Si usted ha estado alguna vez delante de un chino en una mesa de negociaciones, sabrá de qué le hablo. Los chinos sólo negocian cuando se ven en inferioridad; cuando se saben en posición de fuerza no negocian, sino que imponen. Viene esto a propósito de tres acontecimientos que ocurrieron la semana pasada en donde el mamporreo oficial queda convenientemente contrastado.
Primero, estalló un nuevo brote de violencia interétnica en Xinjiang, la provincia de mayoría musulmana donde, de forma recurrente, la cosa acaba en sangría. Esta vez el conflicto dejó 18 cadáveres más: terroristas que atacaron una comisaría, según Pekín, manifestantes de una protesta pacífica, según los uigures.
Que periódicamente haya revueltas y muertos demuestra que las políticas del Gobierno no están dando allí los resultados que buscan.
Mientras en Xinjiang se hacían picadillo, desde el Tíbet el vicepresidente chino Xi Jinping, quien lidera la carrera para suceder a Hu Jintao en 2013, se marcaba en el territorio más susceptible del país uno de esos discursos cocinados en lo más profundo de las entrañas del telón de bambú: "Destrozaremos cualquier intento de menoscabar la estabilidad en el Tíbet y la unidad nacional de la madre patria", arengó desde el Palacio de Potala de Lhasa, con la televisión en directo para toda la nación.
Nada ha cambiado desde la invasión de 1950: pese a que la violencia periódica cuestiona repetidamente su legitimidad allí, el régimen no se mueve ni un milímetro. Ni siquiera para negociar ahora una solución que podría ser definitiva con el Dalai Lama, pese a la certeza de que el movimiento tibetano se radicalizará después de su muerte.
También la semana pasada, el conflicto territorial por las Islas Spratly en el Mar de la China Meridional subía de temperatura. La soberanía del archipiélago, que es rico en gas natural, además de ser estratégico porque por sus aguas atraviesan las principales rutas marítimas, se lo disputan China y otros cinco países: Vietnam, Malasia, Filipinas, Taiwán y Brunei.
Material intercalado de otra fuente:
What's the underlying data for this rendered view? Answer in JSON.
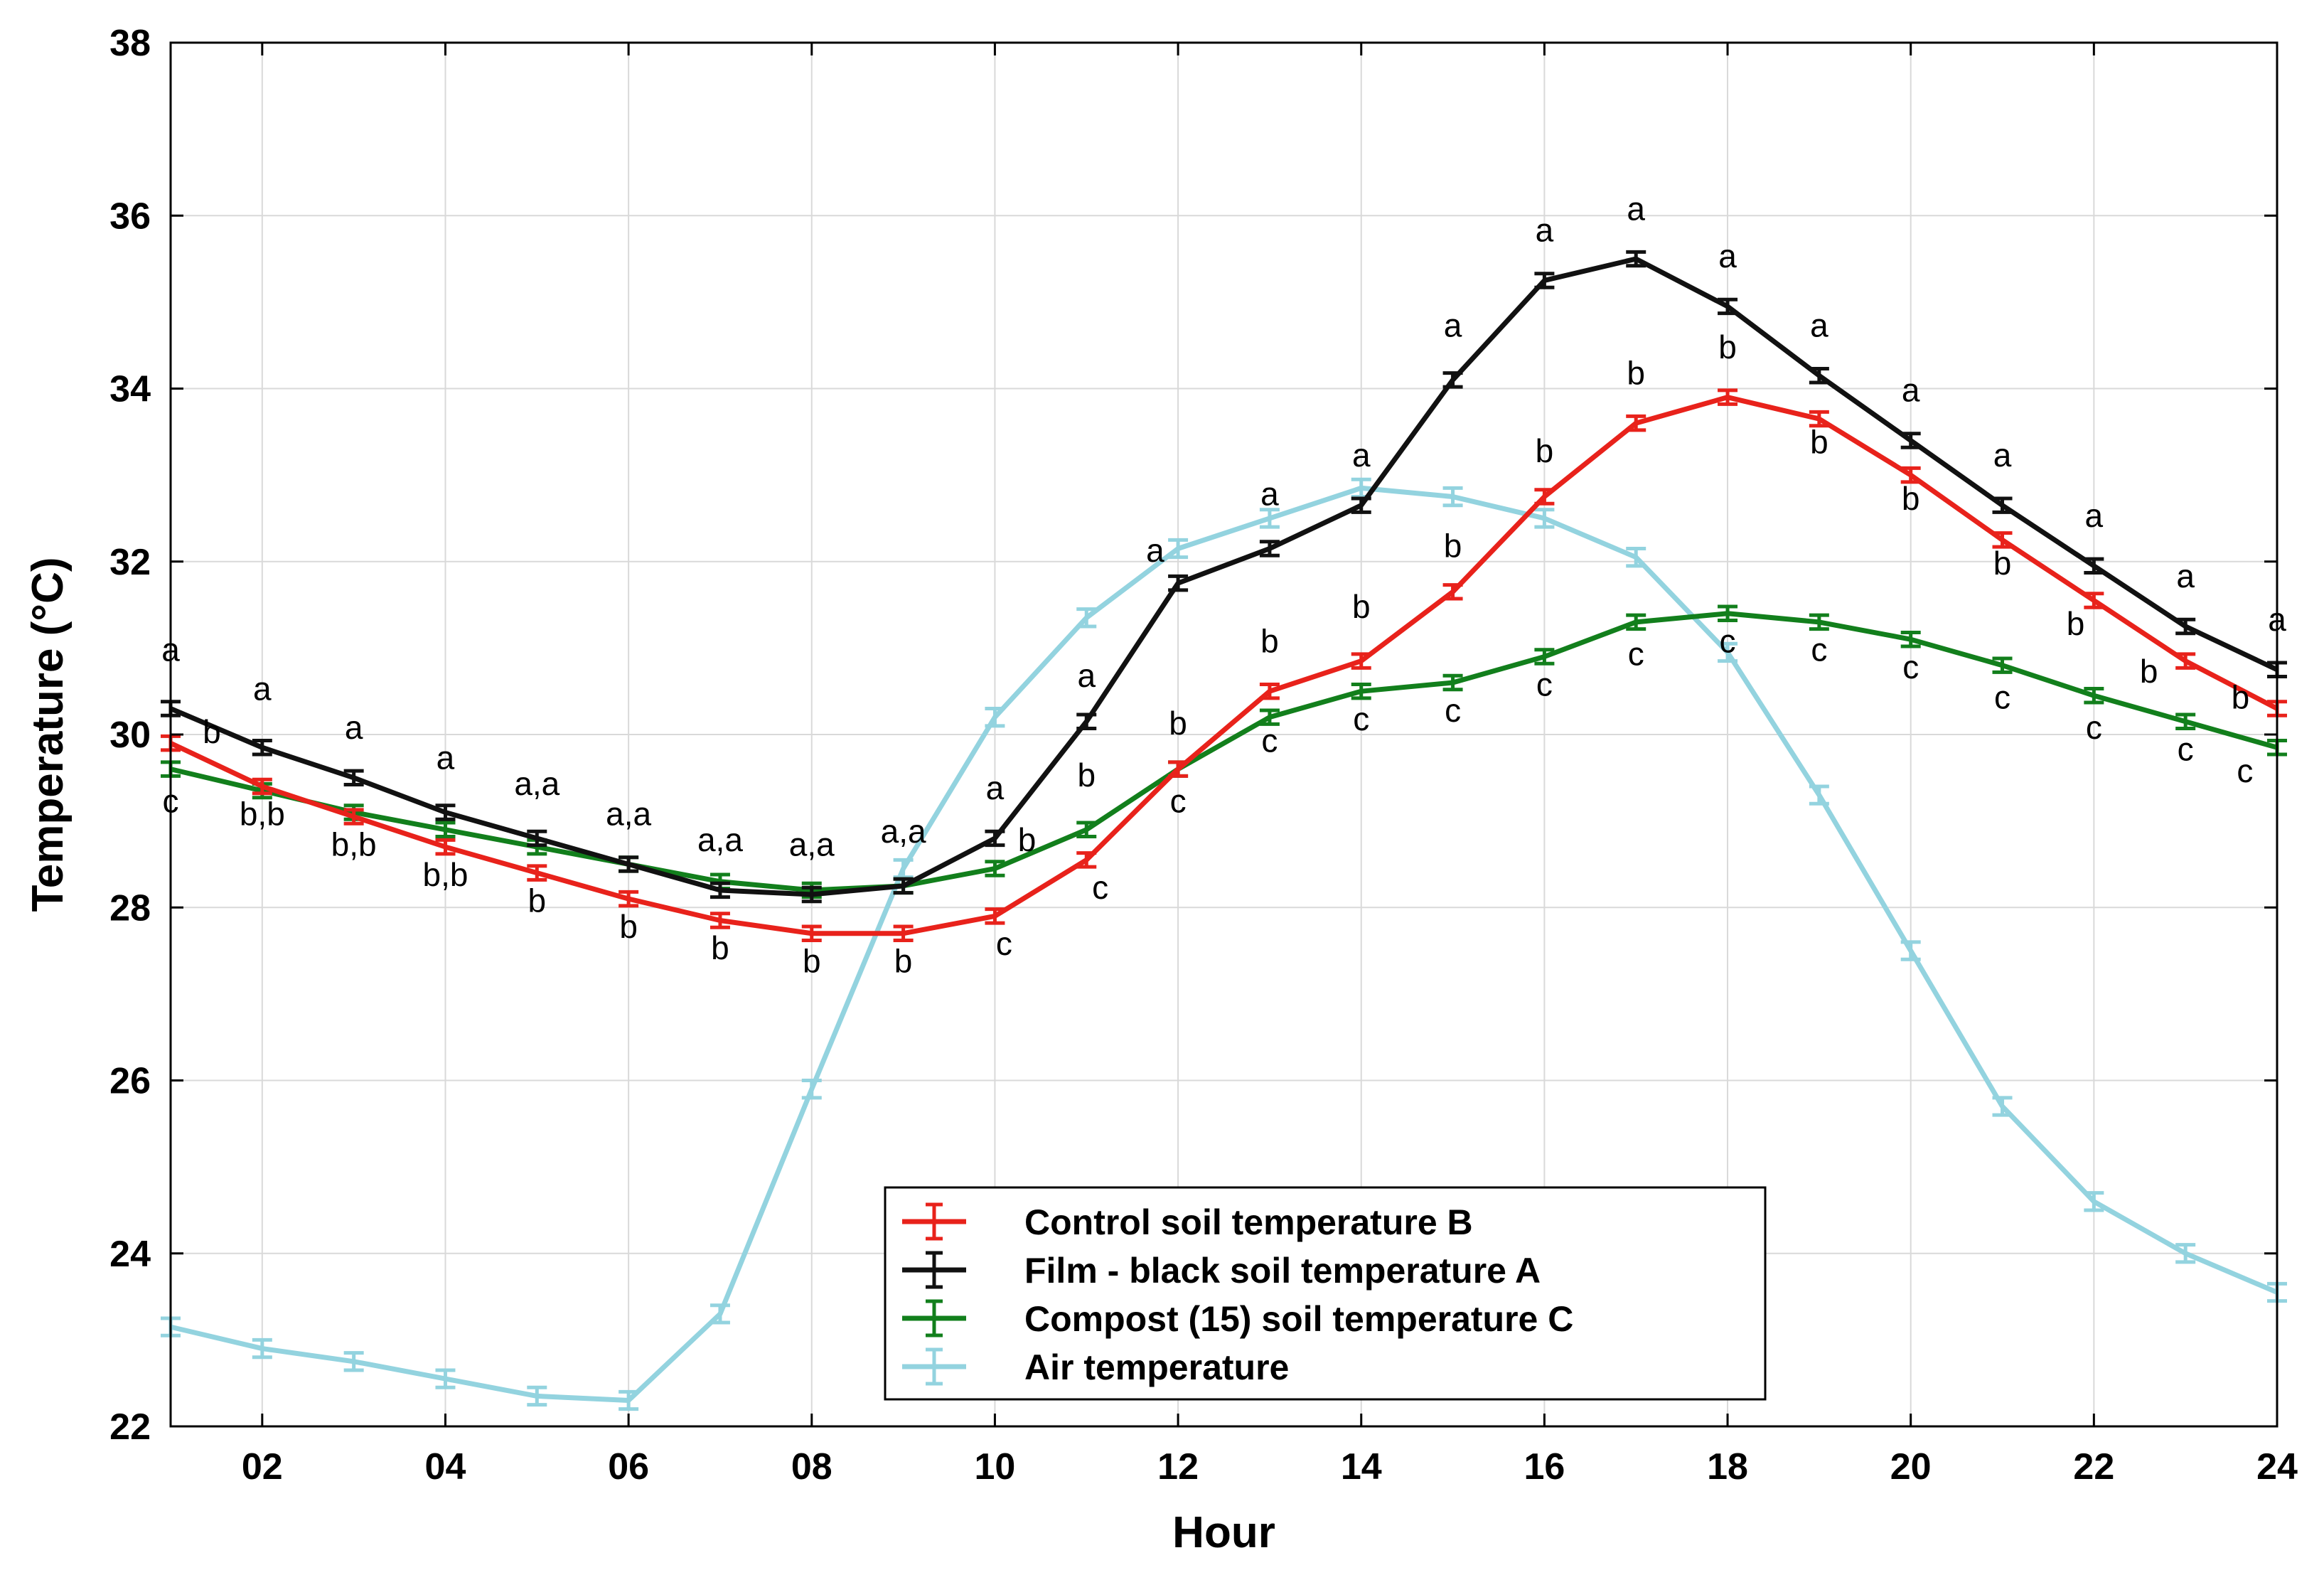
{
  "chart_data": {
    "type": "line",
    "title": "",
    "xlabel": "Hour",
    "ylabel": "Temperature (°C)",
    "xlim": [
      1,
      24
    ],
    "ylim": [
      22,
      38
    ],
    "x_ticks": [
      2,
      4,
      6,
      8,
      10,
      12,
      14,
      16,
      18,
      20,
      22,
      24
    ],
    "x_tick_labels": [
      "02",
      "04",
      "06",
      "08",
      "10",
      "12",
      "14",
      "16",
      "18",
      "20",
      "22",
      "24"
    ],
    "y_ticks": [
      22,
      24,
      26,
      28,
      30,
      32,
      34,
      36,
      38
    ],
    "y_tick_labels": [
      "22",
      "24",
      "26",
      "28",
      "30",
      "32",
      "34",
      "36",
      "38"
    ],
    "grid": true,
    "legend_position": "bottom-center",
    "x": [
      1,
      2,
      3,
      4,
      5,
      6,
      7,
      8,
      9,
      10,
      11,
      12,
      13,
      14,
      15,
      16,
      17,
      18,
      19,
      20,
      21,
      22,
      23,
      24
    ],
    "series": [
      {
        "name": "Control soil temperature B",
        "color": "#e8221b",
        "values": [
          29.9,
          29.4,
          29.05,
          28.7,
          28.4,
          28.1,
          27.85,
          27.7,
          27.7,
          27.9,
          28.55,
          29.6,
          30.5,
          30.85,
          31.65,
          32.75,
          33.6,
          33.9,
          33.65,
          33.0,
          32.25,
          31.55,
          30.85,
          30.3
        ],
        "error": 0.08
      },
      {
        "name": "Film - black soil temperature A",
        "color": "#111111",
        "values": [
          30.3,
          29.85,
          29.5,
          29.1,
          28.8,
          28.5,
          28.2,
          28.15,
          28.25,
          28.8,
          30.15,
          31.75,
          32.15,
          32.65,
          34.1,
          35.25,
          35.5,
          34.95,
          34.15,
          33.4,
          32.65,
          31.95,
          31.25,
          30.75
        ],
        "error": 0.08
      },
      {
        "name": "Compost (15) soil temperature C",
        "color": "#127f1c",
        "values": [
          29.6,
          29.35,
          29.1,
          28.9,
          28.7,
          28.5,
          28.3,
          28.2,
          28.25,
          28.45,
          28.9,
          29.6,
          30.2,
          30.5,
          30.6,
          30.9,
          31.3,
          31.4,
          31.3,
          31.1,
          30.8,
          30.45,
          30.15,
          29.85
        ],
        "error": 0.08
      },
      {
        "name": "Air temperature",
        "color": "#93d3df",
        "values": [
          23.15,
          22.9,
          22.75,
          22.55,
          22.35,
          22.3,
          23.3,
          25.9,
          28.45,
          30.2,
          31.35,
          32.15,
          32.5,
          32.85,
          32.75,
          32.5,
          32.05,
          30.95,
          29.3,
          27.5,
          25.7,
          24.6,
          24.0,
          23.55
        ],
        "error": 0.1
      }
    ],
    "annotations": [
      {
        "x": 1,
        "y": 30.85,
        "text": "a"
      },
      {
        "x": 1.45,
        "y": 29.9,
        "text": "b"
      },
      {
        "x": 1,
        "y": 29.1,
        "text": "c"
      },
      {
        "x": 2,
        "y": 30.4,
        "text": "a"
      },
      {
        "x": 2,
        "y": 28.95,
        "text": "b,b"
      },
      {
        "x": 3,
        "y": 29.95,
        "text": "a"
      },
      {
        "x": 3,
        "y": 28.6,
        "text": "b,b"
      },
      {
        "x": 4,
        "y": 29.6,
        "text": "a"
      },
      {
        "x": 4,
        "y": 28.25,
        "text": "b,b"
      },
      {
        "x": 5,
        "y": 29.3,
        "text": "a,a"
      },
      {
        "x": 5,
        "y": 27.95,
        "text": "b"
      },
      {
        "x": 6,
        "y": 28.95,
        "text": "a,a"
      },
      {
        "x": 6,
        "y": 27.65,
        "text": "b"
      },
      {
        "x": 7,
        "y": 28.65,
        "text": "a,a"
      },
      {
        "x": 7,
        "y": 27.4,
        "text": "b"
      },
      {
        "x": 8,
        "y": 28.6,
        "text": "a,a"
      },
      {
        "x": 8,
        "y": 27.25,
        "text": "b"
      },
      {
        "x": 9,
        "y": 28.75,
        "text": "a,a"
      },
      {
        "x": 9,
        "y": 27.25,
        "text": "b"
      },
      {
        "x": 10,
        "y": 29.25,
        "text": "a"
      },
      {
        "x": 10.35,
        "y": 28.65,
        "text": "b"
      },
      {
        "x": 10.1,
        "y": 27.45,
        "text": "c"
      },
      {
        "x": 11,
        "y": 30.55,
        "text": "a"
      },
      {
        "x": 11,
        "y": 29.4,
        "text": "b"
      },
      {
        "x": 11.15,
        "y": 28.1,
        "text": "c"
      },
      {
        "x": 11.75,
        "y": 32.0,
        "text": "a"
      },
      {
        "x": 12,
        "y": 30.0,
        "text": "b"
      },
      {
        "x": 12,
        "y": 29.1,
        "text": "c"
      },
      {
        "x": 13,
        "y": 32.65,
        "text": "a"
      },
      {
        "x": 13,
        "y": 30.95,
        "text": "b"
      },
      {
        "x": 13,
        "y": 29.8,
        "text": "c"
      },
      {
        "x": 14,
        "y": 33.1,
        "text": "a"
      },
      {
        "x": 14,
        "y": 31.35,
        "text": "b"
      },
      {
        "x": 14,
        "y": 30.05,
        "text": "c"
      },
      {
        "x": 15,
        "y": 34.6,
        "text": "a"
      },
      {
        "x": 15,
        "y": 32.05,
        "text": "b"
      },
      {
        "x": 15,
        "y": 30.15,
        "text": "c"
      },
      {
        "x": 16,
        "y": 35.7,
        "text": "a"
      },
      {
        "x": 16,
        "y": 33.15,
        "text": "b"
      },
      {
        "x": 16,
        "y": 30.45,
        "text": "c"
      },
      {
        "x": 17,
        "y": 35.95,
        "text": "a"
      },
      {
        "x": 17,
        "y": 34.05,
        "text": "b"
      },
      {
        "x": 17,
        "y": 30.8,
        "text": "c"
      },
      {
        "x": 18,
        "y": 35.4,
        "text": "a"
      },
      {
        "x": 18,
        "y": 34.35,
        "text": "b"
      },
      {
        "x": 18,
        "y": 30.95,
        "text": "c"
      },
      {
        "x": 19,
        "y": 34.6,
        "text": "a"
      },
      {
        "x": 19,
        "y": 33.25,
        "text": "b"
      },
      {
        "x": 19,
        "y": 30.85,
        "text": "c"
      },
      {
        "x": 20,
        "y": 33.85,
        "text": "a"
      },
      {
        "x": 20,
        "y": 32.6,
        "text": "b"
      },
      {
        "x": 20,
        "y": 30.65,
        "text": "c"
      },
      {
        "x": 21,
        "y": 33.1,
        "text": "a"
      },
      {
        "x": 21,
        "y": 31.85,
        "text": "b"
      },
      {
        "x": 21,
        "y": 30.3,
        "text": "c"
      },
      {
        "x": 22,
        "y": 32.4,
        "text": "a"
      },
      {
        "x": 21.8,
        "y": 31.15,
        "text": "b"
      },
      {
        "x": 22,
        "y": 29.95,
        "text": "c"
      },
      {
        "x": 23,
        "y": 31.7,
        "text": "a"
      },
      {
        "x": 22.6,
        "y": 30.6,
        "text": "b"
      },
      {
        "x": 23,
        "y": 29.7,
        "text": "c"
      },
      {
        "x": 24,
        "y": 31.2,
        "text": "a"
      },
      {
        "x": 23.6,
        "y": 30.3,
        "text": "b"
      },
      {
        "x": 23.65,
        "y": 29.45,
        "text": "c"
      }
    ]
  }
}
Pekín aborda el asunto por una triple vía: en cuanto a su demanda territorial, lo reclama absolutamente todo pese a que su defensa jurídica e histórica es insostenible; en lo político, se niega a que el asunto se resuelva multilateralmente, lo que le restaría capacidad de influencia; y en la práctica, la estrecha vigilancia que ejercen las patrulleras chinas ocasiona constantes altercados con barcos pesqueros vietnamitas y filipinos, muertos incluidos.
Un mensaje inquietante
A la vez, el gigante asiático moderniza e incrementa a marchas forzadas su capacidad militar naval: su primer portaaviones estará operativo este año, cuenta con submarinos nucleares y ha desarrollado misiles capaces de hundir portaaviones.
De todo ello, lo preocupante no es la potencia militar que se deriva del rearme chino, sino el mensaje político que subyace: el de que, eventualmente, está dispuesto a usar la fuerza. Ello explica que los países del sudeste asiático, con los que comparte fronteras, aguas e intereses, opten por la doble estrategia de estrechar los vínculos económicos con el gigante mientras se ponen a cubierto de él estrechando los militares con Estados Unidos.
Con los tres casos aquí descritos, queda meridianamente claro que a China le gusta mucho más imponer sus condiciones que negociar, ya sea en Xinjiang, en el Tíbet, en el Mar de la China Meridional o en el mundo. Negociar es visto como una debilidad, imponer es vencer. En este sentido, la propia naturaleza del poder en China, donde la toma de decisiones dentro del Partido Comunista es un ejercicio colegiado de funambulismo, tiene mucho que ver con el hecho de que nadie en su seno se atreva a defender posturas que puedan ser interpretadas como débiles por sus camaradas.
Las inercias del poder llevan a los halcones a imponerse siempre sobre las palomas. La cuestión de fondo es más preocupante: ¿será así como China resolverá sus conflictos cuando sea una potencia hegemónica? ¿Será así el ascenso pacífico del gigante?